Nine commercial banks are registered in Namibia and regulated by the Bank of Namibia (BoN): FNB Namibia, Banco Atlantico Europa, Namibian branch, Bank BIC Namibia, Bank Windhoek, Letshego Bank Namibia, NamPost Savings Bank, Nedbank Namibia, Standard Bank Namibia, and Trustco Bank Namibia.
The four biggest banks are Bank Windhoek, FNB Namibia, Standard Bank Namibia and Nedbank Namibia, covering over 90% of the market.
The NaCC earlier this month asked that the banks explain their practices in terms of Section 33 of the Competition Act.
Section 33 gives the commission the authority to interrogate anti-competitive behaviour within an industry or by a company.
It also makes reference to companies considered to be dominant in a certain sector and aims to ensure that such companies do not overextend their power and push for anti-competitive behaviour.
According to the NaCC, the intent to investigate originated in 2018 when it was approached by the PAN to issue an opinion on a possible collaboration by commercial banks on interchange fees.
It was established then that if commercial banks in the country were allowed to collaborate on fixing interchange fees, such a practice would give rise to potential price fixing.
To avoid this, the NaCC reportedly asked the PAN to apply for an exemption.
In its application for exemption, “PAN accepted that the interchange model, adopted by its members, fixes interchange fees agreed on between Namibian banks through its Payment Clearing House Card Schedule,” reads an NaCC statement.
Because the PAN accepted this, and although the exemption was only granted in October 2020, the NaCC said the banks were in contravention of competition laws for all the years during which they operated without the exemption.
“Such practice by the commercial banks amounts to a possible contravention, and to that effect, the commission has resolved to initiate an investigation into the alleged historical conduct in the relevant market,” the commission says.
Banks make millions through interchange fees.
The second aspect of the investigation relates to several allegations that FNB Namibia, Bank Windhoek, Standard Bank Namibia and Nedbank Namibia have been discriminating against clients in terms of some of their products.
Complaints around banks acting anti-competitively are not new.
Over the last five years, the BoN has received 5 880 complaints about commercial banks regarding unfair fees, high fees and charges, the incorrect listing of customers at credit bureaus, credit applications, and declined payment holiday applications.

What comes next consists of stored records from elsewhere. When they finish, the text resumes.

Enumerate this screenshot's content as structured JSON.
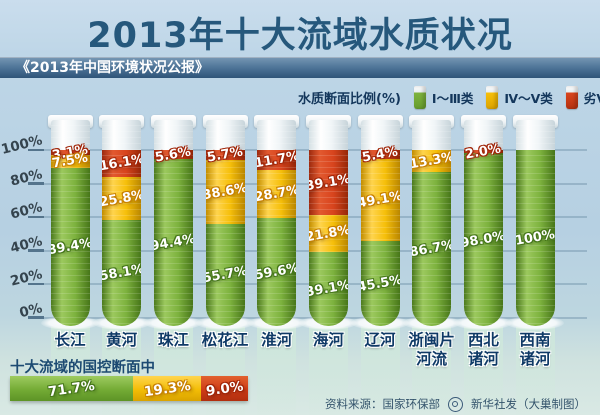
{
  "title": "2013年十大流域水质状况",
  "subtitle": "《2013年中国环境状况公报》",
  "legend": {
    "label": "水质断面比例(%)",
    "items": [
      {
        "key": "good",
        "label": "Ⅰ～Ⅲ类",
        "color": "#7db23e"
      },
      {
        "key": "fair",
        "label": "Ⅳ～Ⅴ类",
        "color": "#f6bf0a"
      },
      {
        "key": "poor",
        "label": "劣Ⅴ类",
        "color": "#d8441d"
      }
    ]
  },
  "chart_data": {
    "type": "bar",
    "stacked": true,
    "stack_order": "top-to-bottom",
    "title": "2013年十大流域水质状况",
    "ylabel": "水质断面比例(%)",
    "ylim": [
      0,
      100
    ],
    "yticks": [
      "100%",
      "80%",
      "60%",
      "40%",
      "20%",
      "0%"
    ],
    "grid": true,
    "legend_position": "top-right",
    "categories": [
      "长江",
      "黄河",
      "珠江",
      "松花江",
      "淮河",
      "海河",
      "辽河",
      "浙闽片河流",
      "西北诸河",
      "西南诸河"
    ],
    "category_lines": [
      [
        "长江"
      ],
      [
        "黄河"
      ],
      [
        "珠江"
      ],
      [
        "松花江"
      ],
      [
        "淮河"
      ],
      [
        "海河"
      ],
      [
        "辽河"
      ],
      [
        "浙闽片",
        "河流"
      ],
      [
        "西北",
        "诸河"
      ],
      [
        "西南",
        "诸河"
      ]
    ],
    "series": [
      {
        "name": "劣Ⅴ类",
        "key": "poor",
        "color": "#d8441d",
        "values": [
          3.1,
          16.1,
          5.6,
          5.7,
          11.7,
          39.1,
          5.4,
          0,
          2.0,
          0
        ],
        "labels": [
          "3.1%",
          "16.1%",
          "5.6%",
          "5.7%",
          "11.7%",
          "39.1%",
          "5.4%",
          "",
          "2.0%",
          ""
        ]
      },
      {
        "name": "Ⅳ～Ⅴ类",
        "key": "fair",
        "color": "#f6bf0a",
        "values": [
          7.5,
          25.8,
          0,
          38.6,
          28.7,
          21.8,
          49.1,
          13.3,
          0,
          0
        ],
        "labels": [
          "7.5%",
          "25.8%",
          "",
          "38.6%",
          "28.7%",
          "21.8%",
          "49.1%",
          "13.3%",
          "",
          ""
        ]
      },
      {
        "name": "Ⅰ～Ⅲ类",
        "key": "good",
        "color": "#7db23e",
        "values": [
          89.4,
          58.1,
          94.4,
          55.7,
          59.6,
          39.1,
          45.5,
          86.7,
          98.0,
          100
        ],
        "labels": [
          "89.4%",
          "58.1%",
          "94.4%",
          "55.7%",
          "59.6%",
          "39.1%",
          "45.5%",
          "86.7%",
          "98.0%",
          "100%"
        ]
      }
    ]
  },
  "summary": {
    "title": "十大流域的国控断面中",
    "segments": [
      {
        "key": "good",
        "value": 71.7,
        "label": "71.7%"
      },
      {
        "key": "fair",
        "value": 19.3,
        "label": "19.3%"
      },
      {
        "key": "poor",
        "value": 9.0,
        "label": "9.0%"
      }
    ]
  },
  "footer": {
    "source": "资料来源：国家环保部",
    "credit": "新华社发（大巢制图）"
  }
}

In the statement issued by the NaCC, the watchdog’s director for the department that cracks down on cartel practices, Paulus Hangula, says there were allegations that the four dominant banks charge home-loan clients an additional rate apart from interest, which is determined by the client’s financial profile if the client’s main transactional day-to-day account is with a competing banking institution.

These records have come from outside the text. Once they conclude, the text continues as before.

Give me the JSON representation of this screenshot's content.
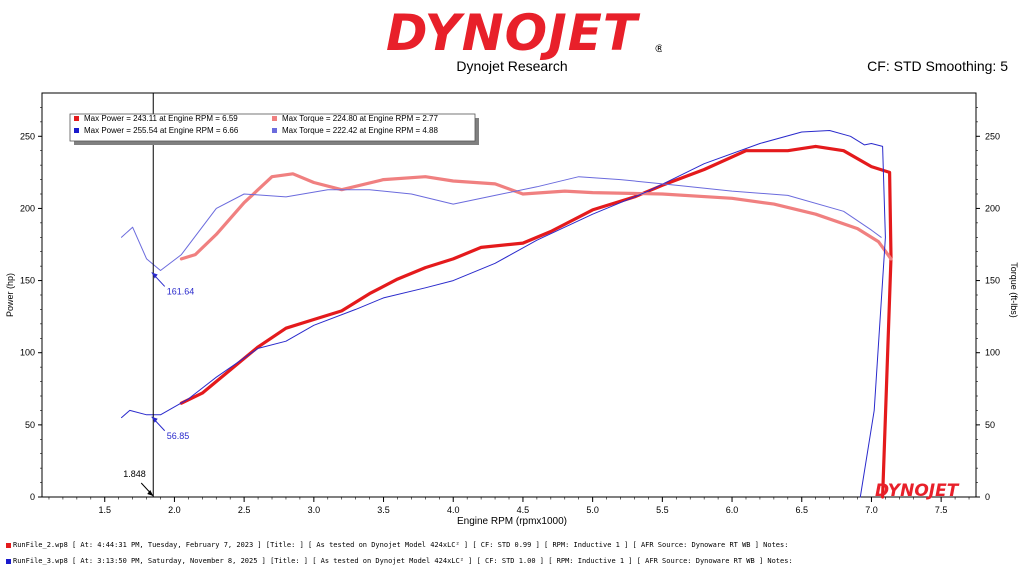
{
  "header": {
    "brand": "DYNOJET",
    "subtitle": "Dynojet Research",
    "cf_smoothing": "CF: STD Smoothing: 5"
  },
  "chart_data": {
    "type": "line",
    "xlabel": "Engine RPM (rpmx1000)",
    "ylabel_left": "Power (hp)",
    "ylabel_right": "Torque (ft-lbs)",
    "xlim": [
      1.05,
      7.75
    ],
    "ylim": [
      0,
      280
    ],
    "x_ticks": [
      "1.5",
      "2.0",
      "2.5",
      "3.0",
      "3.5",
      "4.0",
      "4.5",
      "5.0",
      "5.5",
      "6.0",
      "6.5",
      "7.0",
      "7.5"
    ],
    "y_ticks": [
      "0",
      "50",
      "100",
      "150",
      "200",
      "250"
    ],
    "y_tick_values": [
      0,
      50,
      100,
      150,
      200,
      250
    ],
    "x_tick_values": [
      1.5,
      2.0,
      2.5,
      3.0,
      3.5,
      4.0,
      4.5,
      5.0,
      5.5,
      6.0,
      6.5,
      7.0,
      7.5
    ],
    "legend": [
      {
        "text": "Max Power = 243.11 at Engine RPM = 6.59",
        "color": "#e41a1c"
      },
      {
        "text": "Max Torque = 224.80 at Engine RPM = 2.77",
        "color": "#f08080"
      },
      {
        "text": "Max Power = 255.54 at Engine RPM = 6.66",
        "color": "#1a1acc"
      },
      {
        "text": "Max Torque = 222.42 at Engine RPM = 4.88",
        "color": "#6b6bdd"
      }
    ],
    "cursor": {
      "x": 1.848,
      "label": "1.848"
    },
    "annotations": [
      {
        "text": "161.64",
        "x": 1.88,
        "y": 157
      },
      {
        "text": "56.85",
        "x": 1.88,
        "y": 57
      }
    ],
    "series": [
      {
        "color": "#e41a1c",
        "width": 3.2,
        "points": [
          [
            2.05,
            65
          ],
          [
            2.2,
            72
          ],
          [
            2.4,
            88
          ],
          [
            2.6,
            104
          ],
          [
            2.8,
            117
          ],
          [
            3.0,
            123
          ],
          [
            3.2,
            129
          ],
          [
            3.4,
            141
          ],
          [
            3.6,
            151
          ],
          [
            3.8,
            159
          ],
          [
            4.0,
            165
          ],
          [
            4.2,
            173
          ],
          [
            4.5,
            176
          ],
          [
            4.7,
            184
          ],
          [
            5.0,
            199
          ],
          [
            5.3,
            208
          ],
          [
            5.5,
            216
          ],
          [
            5.8,
            227
          ],
          [
            6.1,
            240
          ],
          [
            6.4,
            240
          ],
          [
            6.6,
            243
          ],
          [
            6.8,
            240
          ],
          [
            7.0,
            229
          ],
          [
            7.13,
            225
          ],
          [
            7.14,
            166
          ],
          [
            7.08,
            0
          ]
        ]
      },
      {
        "color": "#f08080",
        "width": 3.2,
        "points": [
          [
            2.05,
            165
          ],
          [
            2.15,
            168
          ],
          [
            2.3,
            182
          ],
          [
            2.5,
            204
          ],
          [
            2.7,
            222
          ],
          [
            2.85,
            224
          ],
          [
            3.0,
            218
          ],
          [
            3.2,
            213
          ],
          [
            3.5,
            220
          ],
          [
            3.8,
            222
          ],
          [
            4.0,
            219
          ],
          [
            4.3,
            217
          ],
          [
            4.5,
            210
          ],
          [
            4.8,
            212
          ],
          [
            5.0,
            211
          ],
          [
            5.5,
            210
          ],
          [
            6.0,
            207
          ],
          [
            6.3,
            203
          ],
          [
            6.6,
            196
          ],
          [
            6.9,
            186
          ],
          [
            7.05,
            177
          ],
          [
            7.14,
            165
          ]
        ]
      },
      {
        "color": "#2a2acc",
        "width": 1.0,
        "points": [
          [
            1.62,
            55
          ],
          [
            1.68,
            60
          ],
          [
            1.8,
            57
          ],
          [
            1.9,
            57
          ],
          [
            2.1,
            68
          ],
          [
            2.3,
            83
          ],
          [
            2.6,
            103
          ],
          [
            2.8,
            108
          ],
          [
            3.0,
            119
          ],
          [
            3.3,
            130
          ],
          [
            3.5,
            138
          ],
          [
            3.8,
            145
          ],
          [
            4.0,
            150
          ],
          [
            4.3,
            162
          ],
          [
            4.6,
            178
          ],
          [
            5.0,
            196
          ],
          [
            5.4,
            212
          ],
          [
            5.8,
            231
          ],
          [
            6.2,
            245
          ],
          [
            6.5,
            253
          ],
          [
            6.7,
            254
          ],
          [
            6.85,
            250
          ],
          [
            6.95,
            244
          ],
          [
            7.0,
            245
          ],
          [
            7.08,
            243
          ],
          [
            7.1,
            180
          ],
          [
            7.02,
            60
          ],
          [
            6.92,
            0
          ]
        ]
      },
      {
        "color": "#6b6bdd",
        "width": 1.0,
        "points": [
          [
            1.62,
            180
          ],
          [
            1.7,
            187
          ],
          [
            1.8,
            165
          ],
          [
            1.9,
            157
          ],
          [
            2.05,
            168
          ],
          [
            2.3,
            200
          ],
          [
            2.5,
            210
          ],
          [
            2.8,
            208
          ],
          [
            3.1,
            213
          ],
          [
            3.4,
            213
          ],
          [
            3.7,
            210
          ],
          [
            4.0,
            203
          ],
          [
            4.3,
            209
          ],
          [
            4.6,
            215
          ],
          [
            4.9,
            222
          ],
          [
            5.2,
            220
          ],
          [
            5.6,
            216
          ],
          [
            6.0,
            212
          ],
          [
            6.4,
            209
          ],
          [
            6.8,
            198
          ],
          [
            7.0,
            185
          ],
          [
            7.07,
            180
          ]
        ]
      }
    ]
  },
  "footer": {
    "run1": "RunFile_2.wp8 [ At: 4:44:31 PM, Tuesday, February 7, 2023 ] [Title: ]  [ As tested on Dynojet Model 424xLC² ] [ CF: STD 0.99 ] [ RPM: Inductive 1 ] [ AFR Source: Dynoware RT WB ] Notes:",
    "run2": "RunFile_3.wp8 [ At: 3:13:50 PM, Saturday, November 8, 2025 ] [Title: ]  [ As tested on Dynojet Model 424xLC² ] [ CF: STD 1.00 ] [ RPM: Inductive 1 ] [ AFR Source: Dynoware RT WB ] Notes:",
    "run1_color": "#e41a1c",
    "run2_color": "#1a1acc"
  }
}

He says it has reached the NaCC that the dominant banks charge unreasonably high and unfair prices for the provision of additional services, such as home-loan preapproval and bank confirmation letters.
It has been noted that the four banks are not only dominant, but also have different conditions for similar transactions in the provision of fire cover to home-loan clients.

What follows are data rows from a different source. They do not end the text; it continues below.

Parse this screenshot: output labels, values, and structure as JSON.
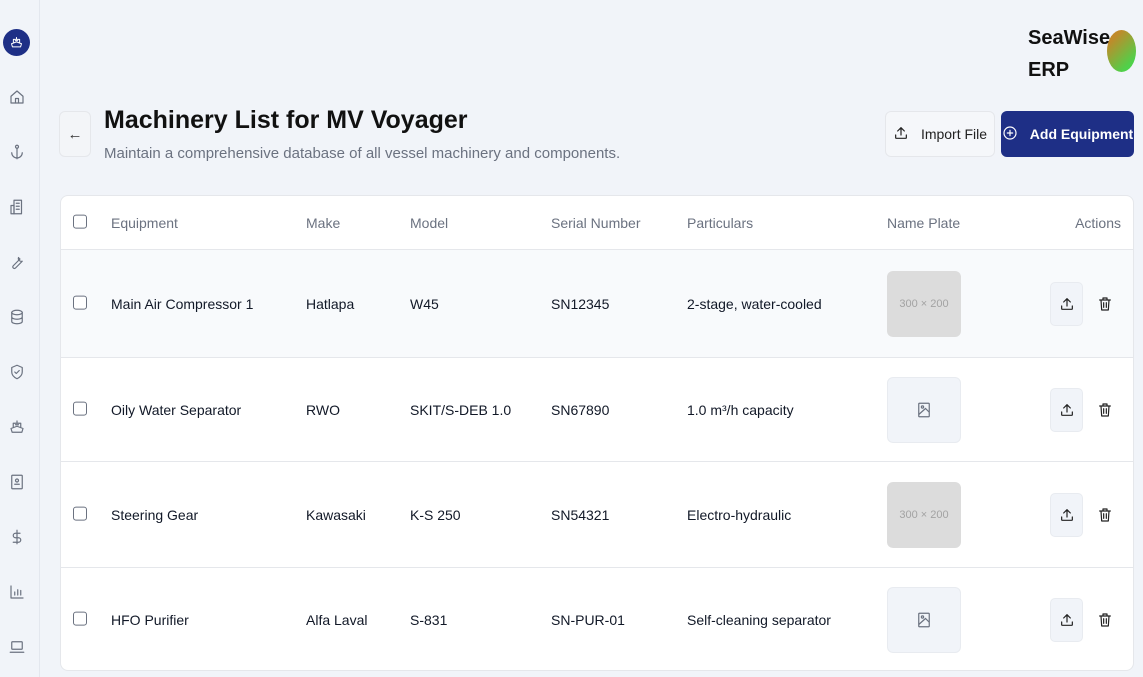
{
  "sidebar": {
    "items": [
      {
        "icon": "ship-icon",
        "active": true
      },
      {
        "icon": "home-icon"
      },
      {
        "icon": "anchor-icon"
      },
      {
        "icon": "building-icon"
      },
      {
        "icon": "wrench-icon"
      },
      {
        "icon": "database-icon"
      },
      {
        "icon": "shield-check-icon"
      },
      {
        "icon": "ship-icon"
      },
      {
        "icon": "contact-book-icon"
      },
      {
        "icon": "dollar-icon"
      },
      {
        "icon": "bar-chart-icon"
      },
      {
        "icon": "laptop-icon"
      }
    ]
  },
  "header": {
    "brand_line1": "SeaWise",
    "brand_line2": "ERP",
    "title": "Machinery List for MV Voyager",
    "subtitle": "Maintain a comprehensive database of all vessel machinery and components.",
    "import_label": "Import File",
    "add_label": "Add Equipment",
    "accent": "#1e2f86"
  },
  "table": {
    "columns": [
      "Equipment",
      "Make",
      "Model",
      "Serial Number",
      "Particulars",
      "Name Plate",
      "Actions"
    ],
    "rows": [
      {
        "equipment": "Main Air Compressor 1",
        "make": "Hatlapa",
        "model": "W45",
        "serial": "SN12345",
        "particulars": "2-stage, water-cooled",
        "plate": "300 × 200"
      },
      {
        "equipment": "Oily Water Separator",
        "make": "RWO",
        "model": "SKIT/S-DEB 1.0",
        "serial": "SN67890",
        "particulars": "1.0 m³/h capacity",
        "plate": null
      },
      {
        "equipment": "Steering Gear",
        "make": "Kawasaki",
        "model": "K-S 250",
        "serial": "SN54321",
        "particulars": "Electro-hydraulic",
        "plate": "300 × 200"
      },
      {
        "equipment": "HFO Purifier",
        "make": "Alfa Laval",
        "model": "S-831",
        "serial": "SN-PUR-01",
        "particulars": "Self-cleaning separator",
        "plate": null
      }
    ]
  }
}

Hangula says this alleged conduct amounts to a possible contravention of Section 23 of the Competition Act.
The watchdog says the four banks have been abusing their dominant position in the market.
If found guilty, the NaCC could impose penalties of up to 10% of the turnover of the said commercial banks.
The banking sector has generated over N$50 billion in revenue in the last five years.
Standard Bank Namibia chief executive officer Mercia Geises said they conduct their business to the highest international governance standards and in compliance with all regulations governing the banking sector.
“We aim to make banking easy, equitable and affordable for all.
Standard Bank Namibia therefore will welcome the outcome of any potential investigation and will extend its full cooperation to the Namibian Competition Commission in order for it to accomplish its investigation,” she said.
Bank Windhoek’s executive for communications, Jacquiline Pack, said: “Bank Windhoek is lending its full support and cooperation to the commission until the investigation is concluded and therefore cannot comment on the matter.”
Efforts to reach PAN, FNB Namibia and Nedbank Namibia proved futile yesterday.